Thursday, December 23, 2010

Compensation task force to miss deadline Moratorium on GOCC pay hikes, bonuses to end next week

Business World

A TASK FORCE created to review compensation at state-owned firms has asked for more time to complete its task, officials yesterday said.

The request came as a Palace-ordered suspension of allowances, bonuses, incentives and pay hikes at 178 government-owned and -controlled corporations (GOCCs) and government financial institutions (GFIs) will expire next week.

"The deadline set in the EO (executive order) was Dec. 31 but we asked [President Benigno S. C. Aquino III] for a one-month extension," Civil Service Commission Chairman Francisco P. Duque III told BusinessWorld yesterday.

Mr. Aquino issued EO 7 last September in a bid to strengthen the supervision of GOCC/GFI-issued compensation, which he has criticized as excessive. Aside from setting a moratorium, the directive also created the Task Force on Corporate Compensation (TFCC) which was given 90 days to submit recommendations.

"We just had our first meeting last Monday (Dec. 20), but even before that there have been preparatory meetings done among technical working groups within [the member-agencies]," Mr. Duque, a TFCC member, said.

The Finance and Budget departments are also represented in the panel.

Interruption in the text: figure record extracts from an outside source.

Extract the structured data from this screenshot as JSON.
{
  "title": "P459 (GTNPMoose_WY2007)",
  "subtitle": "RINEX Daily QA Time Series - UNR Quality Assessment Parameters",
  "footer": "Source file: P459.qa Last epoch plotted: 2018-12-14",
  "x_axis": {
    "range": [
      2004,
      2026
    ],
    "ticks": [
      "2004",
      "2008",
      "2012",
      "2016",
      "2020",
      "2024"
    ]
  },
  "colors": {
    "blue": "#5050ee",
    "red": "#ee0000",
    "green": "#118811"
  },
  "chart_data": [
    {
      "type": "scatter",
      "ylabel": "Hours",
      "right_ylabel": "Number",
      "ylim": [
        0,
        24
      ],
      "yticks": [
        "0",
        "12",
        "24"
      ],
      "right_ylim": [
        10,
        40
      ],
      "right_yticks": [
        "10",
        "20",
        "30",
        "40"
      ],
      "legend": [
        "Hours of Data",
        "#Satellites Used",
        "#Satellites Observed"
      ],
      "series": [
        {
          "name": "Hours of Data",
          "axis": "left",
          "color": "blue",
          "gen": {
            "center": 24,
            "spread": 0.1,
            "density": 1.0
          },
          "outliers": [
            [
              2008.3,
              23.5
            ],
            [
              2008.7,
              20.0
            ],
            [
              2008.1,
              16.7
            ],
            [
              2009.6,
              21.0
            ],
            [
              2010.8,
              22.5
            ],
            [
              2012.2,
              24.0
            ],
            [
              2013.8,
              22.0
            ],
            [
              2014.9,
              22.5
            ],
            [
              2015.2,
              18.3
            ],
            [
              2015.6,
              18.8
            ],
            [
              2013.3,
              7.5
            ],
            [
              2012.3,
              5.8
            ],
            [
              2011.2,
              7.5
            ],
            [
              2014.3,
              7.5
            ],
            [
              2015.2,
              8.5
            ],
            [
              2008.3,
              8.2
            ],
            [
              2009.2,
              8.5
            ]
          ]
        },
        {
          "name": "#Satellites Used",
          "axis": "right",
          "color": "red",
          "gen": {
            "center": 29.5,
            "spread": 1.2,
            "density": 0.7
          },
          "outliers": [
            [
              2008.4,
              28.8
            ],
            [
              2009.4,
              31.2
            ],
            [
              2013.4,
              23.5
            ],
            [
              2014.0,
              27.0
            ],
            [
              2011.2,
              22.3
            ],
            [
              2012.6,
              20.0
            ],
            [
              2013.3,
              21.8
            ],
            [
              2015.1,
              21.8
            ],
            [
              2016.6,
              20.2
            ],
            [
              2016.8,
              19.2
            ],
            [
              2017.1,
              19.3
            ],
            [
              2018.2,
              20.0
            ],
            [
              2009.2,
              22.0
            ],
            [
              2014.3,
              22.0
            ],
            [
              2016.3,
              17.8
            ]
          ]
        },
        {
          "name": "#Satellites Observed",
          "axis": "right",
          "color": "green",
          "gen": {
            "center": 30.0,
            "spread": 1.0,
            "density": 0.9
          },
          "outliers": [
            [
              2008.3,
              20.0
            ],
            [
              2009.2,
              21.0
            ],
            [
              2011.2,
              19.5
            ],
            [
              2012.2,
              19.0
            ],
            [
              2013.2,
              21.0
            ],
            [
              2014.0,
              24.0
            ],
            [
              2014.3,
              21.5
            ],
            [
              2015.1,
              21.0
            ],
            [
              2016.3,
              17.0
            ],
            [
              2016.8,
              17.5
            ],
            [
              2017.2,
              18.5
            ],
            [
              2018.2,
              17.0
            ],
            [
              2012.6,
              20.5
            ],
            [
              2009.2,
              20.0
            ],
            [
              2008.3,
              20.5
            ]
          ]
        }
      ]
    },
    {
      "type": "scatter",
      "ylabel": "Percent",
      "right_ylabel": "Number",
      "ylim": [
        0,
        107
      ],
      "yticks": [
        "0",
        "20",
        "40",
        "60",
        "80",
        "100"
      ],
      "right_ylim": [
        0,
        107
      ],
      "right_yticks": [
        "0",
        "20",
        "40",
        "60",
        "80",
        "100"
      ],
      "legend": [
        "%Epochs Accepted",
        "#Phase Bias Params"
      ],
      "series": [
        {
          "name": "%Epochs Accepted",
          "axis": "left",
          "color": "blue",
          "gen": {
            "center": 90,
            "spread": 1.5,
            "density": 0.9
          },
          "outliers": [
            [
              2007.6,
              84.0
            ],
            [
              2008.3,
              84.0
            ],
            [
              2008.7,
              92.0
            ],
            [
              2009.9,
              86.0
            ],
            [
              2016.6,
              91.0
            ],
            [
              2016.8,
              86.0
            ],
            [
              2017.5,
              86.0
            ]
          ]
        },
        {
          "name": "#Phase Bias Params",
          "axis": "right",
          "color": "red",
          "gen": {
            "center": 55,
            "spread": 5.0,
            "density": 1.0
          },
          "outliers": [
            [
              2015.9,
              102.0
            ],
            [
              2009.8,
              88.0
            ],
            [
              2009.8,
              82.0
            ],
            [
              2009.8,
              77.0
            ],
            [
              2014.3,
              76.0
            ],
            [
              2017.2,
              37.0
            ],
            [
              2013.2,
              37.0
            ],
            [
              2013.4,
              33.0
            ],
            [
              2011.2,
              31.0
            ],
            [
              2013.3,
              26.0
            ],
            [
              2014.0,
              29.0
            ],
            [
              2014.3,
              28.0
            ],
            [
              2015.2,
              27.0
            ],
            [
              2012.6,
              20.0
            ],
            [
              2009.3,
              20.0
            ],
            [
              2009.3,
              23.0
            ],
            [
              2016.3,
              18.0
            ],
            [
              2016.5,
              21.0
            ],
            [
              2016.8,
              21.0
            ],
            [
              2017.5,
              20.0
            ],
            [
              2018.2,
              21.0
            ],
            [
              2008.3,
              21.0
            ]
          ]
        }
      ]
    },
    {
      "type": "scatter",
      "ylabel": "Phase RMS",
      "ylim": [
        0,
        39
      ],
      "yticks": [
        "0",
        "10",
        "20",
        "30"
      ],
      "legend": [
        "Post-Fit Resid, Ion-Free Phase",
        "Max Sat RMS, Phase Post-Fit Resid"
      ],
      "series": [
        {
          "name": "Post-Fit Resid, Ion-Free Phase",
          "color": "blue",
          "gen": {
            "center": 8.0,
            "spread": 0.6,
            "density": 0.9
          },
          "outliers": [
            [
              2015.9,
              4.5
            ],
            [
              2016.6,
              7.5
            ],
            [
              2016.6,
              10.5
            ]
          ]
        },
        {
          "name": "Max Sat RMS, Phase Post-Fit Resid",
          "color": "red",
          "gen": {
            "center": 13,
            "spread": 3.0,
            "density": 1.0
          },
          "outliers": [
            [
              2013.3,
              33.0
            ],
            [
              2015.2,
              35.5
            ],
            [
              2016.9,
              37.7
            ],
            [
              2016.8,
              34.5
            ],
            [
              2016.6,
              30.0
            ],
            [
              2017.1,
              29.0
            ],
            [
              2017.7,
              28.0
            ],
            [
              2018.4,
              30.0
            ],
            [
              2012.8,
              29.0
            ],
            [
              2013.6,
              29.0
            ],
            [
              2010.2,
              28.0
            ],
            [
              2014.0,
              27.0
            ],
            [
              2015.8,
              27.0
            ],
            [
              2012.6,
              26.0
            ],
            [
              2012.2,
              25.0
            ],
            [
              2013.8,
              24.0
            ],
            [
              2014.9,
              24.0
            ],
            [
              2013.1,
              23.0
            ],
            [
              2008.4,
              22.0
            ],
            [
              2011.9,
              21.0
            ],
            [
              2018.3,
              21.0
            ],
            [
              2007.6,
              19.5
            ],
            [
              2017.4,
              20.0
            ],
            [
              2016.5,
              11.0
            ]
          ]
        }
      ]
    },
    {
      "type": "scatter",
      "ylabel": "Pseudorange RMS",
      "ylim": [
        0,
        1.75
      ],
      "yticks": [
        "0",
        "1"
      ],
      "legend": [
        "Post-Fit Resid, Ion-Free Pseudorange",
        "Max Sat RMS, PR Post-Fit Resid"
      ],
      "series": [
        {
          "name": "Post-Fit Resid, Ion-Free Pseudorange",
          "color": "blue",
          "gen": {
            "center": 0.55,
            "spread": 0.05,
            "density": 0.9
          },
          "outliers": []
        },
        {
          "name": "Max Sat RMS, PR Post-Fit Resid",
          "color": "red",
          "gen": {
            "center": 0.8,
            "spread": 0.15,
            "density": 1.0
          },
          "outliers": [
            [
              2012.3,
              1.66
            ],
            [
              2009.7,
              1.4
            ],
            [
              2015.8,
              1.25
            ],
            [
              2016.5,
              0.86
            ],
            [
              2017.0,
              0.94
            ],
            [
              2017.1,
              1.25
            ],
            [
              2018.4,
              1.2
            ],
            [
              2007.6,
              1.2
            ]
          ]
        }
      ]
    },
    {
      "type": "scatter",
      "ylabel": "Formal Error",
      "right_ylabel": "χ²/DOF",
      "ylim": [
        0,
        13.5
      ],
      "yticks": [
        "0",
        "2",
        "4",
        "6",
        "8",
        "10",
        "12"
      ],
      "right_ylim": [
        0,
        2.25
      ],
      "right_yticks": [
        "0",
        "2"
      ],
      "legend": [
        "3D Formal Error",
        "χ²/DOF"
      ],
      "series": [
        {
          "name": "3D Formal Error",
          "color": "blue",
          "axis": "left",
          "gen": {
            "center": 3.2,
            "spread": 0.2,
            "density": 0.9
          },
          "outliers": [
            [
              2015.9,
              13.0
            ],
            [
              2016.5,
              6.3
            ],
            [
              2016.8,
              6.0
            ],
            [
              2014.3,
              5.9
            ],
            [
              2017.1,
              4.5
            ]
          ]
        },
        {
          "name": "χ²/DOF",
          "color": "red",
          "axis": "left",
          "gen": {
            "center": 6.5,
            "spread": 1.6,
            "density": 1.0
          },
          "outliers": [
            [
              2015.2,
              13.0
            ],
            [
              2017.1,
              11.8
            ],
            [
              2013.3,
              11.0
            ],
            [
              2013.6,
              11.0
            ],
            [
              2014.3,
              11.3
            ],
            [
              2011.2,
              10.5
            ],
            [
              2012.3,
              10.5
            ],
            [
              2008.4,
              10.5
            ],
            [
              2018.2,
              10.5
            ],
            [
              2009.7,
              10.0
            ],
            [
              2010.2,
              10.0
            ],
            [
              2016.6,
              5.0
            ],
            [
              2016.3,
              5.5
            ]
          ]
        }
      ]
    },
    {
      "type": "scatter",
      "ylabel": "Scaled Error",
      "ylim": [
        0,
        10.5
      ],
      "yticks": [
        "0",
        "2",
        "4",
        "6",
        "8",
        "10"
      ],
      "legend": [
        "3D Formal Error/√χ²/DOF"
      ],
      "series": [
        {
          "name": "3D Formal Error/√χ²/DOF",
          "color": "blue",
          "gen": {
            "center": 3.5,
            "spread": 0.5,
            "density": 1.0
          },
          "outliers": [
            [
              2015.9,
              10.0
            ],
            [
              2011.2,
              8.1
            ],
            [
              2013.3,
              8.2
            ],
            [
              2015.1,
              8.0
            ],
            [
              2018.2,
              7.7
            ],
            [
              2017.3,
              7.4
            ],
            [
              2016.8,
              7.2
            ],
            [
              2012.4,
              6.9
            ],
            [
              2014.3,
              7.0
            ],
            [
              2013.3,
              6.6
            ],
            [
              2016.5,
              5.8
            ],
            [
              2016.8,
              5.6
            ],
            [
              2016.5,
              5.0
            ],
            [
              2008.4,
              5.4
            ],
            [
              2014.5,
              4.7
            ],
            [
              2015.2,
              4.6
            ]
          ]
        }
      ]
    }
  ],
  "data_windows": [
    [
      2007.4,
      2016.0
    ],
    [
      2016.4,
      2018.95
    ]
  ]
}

"It took a long while before GOCCs and GFIs could submit their salary and compensation documents, so we could not immediately meet. In fact, only 55 of them have submitted and we are still waiting for the others," Mr. Duque explained.

Last Tuesday, Budget Secretary Florencio B. Abad told reporters that the TFCC had agree on a number of "considerations", among them the "peculiar" nature of GOCCs, the need to hire and keep "high-caliber" individuals; adhering to industry "best practices" and minimizing areas "vulnerable" to abuse.

Questions that should be asked, he added, include whether compensation should only be for appointed and elected officials, what forms should be allowed, and how to treat reimbursable expenses.

Mr. Abad said the TFCC would again convene next year and "try to discuss these issues further."

The task force, said Mr. Duque, will first focus on GOCC/GFI board members.

"Basically, in logic and essence, there will be similarities in how we approach ... other officials later on," he said.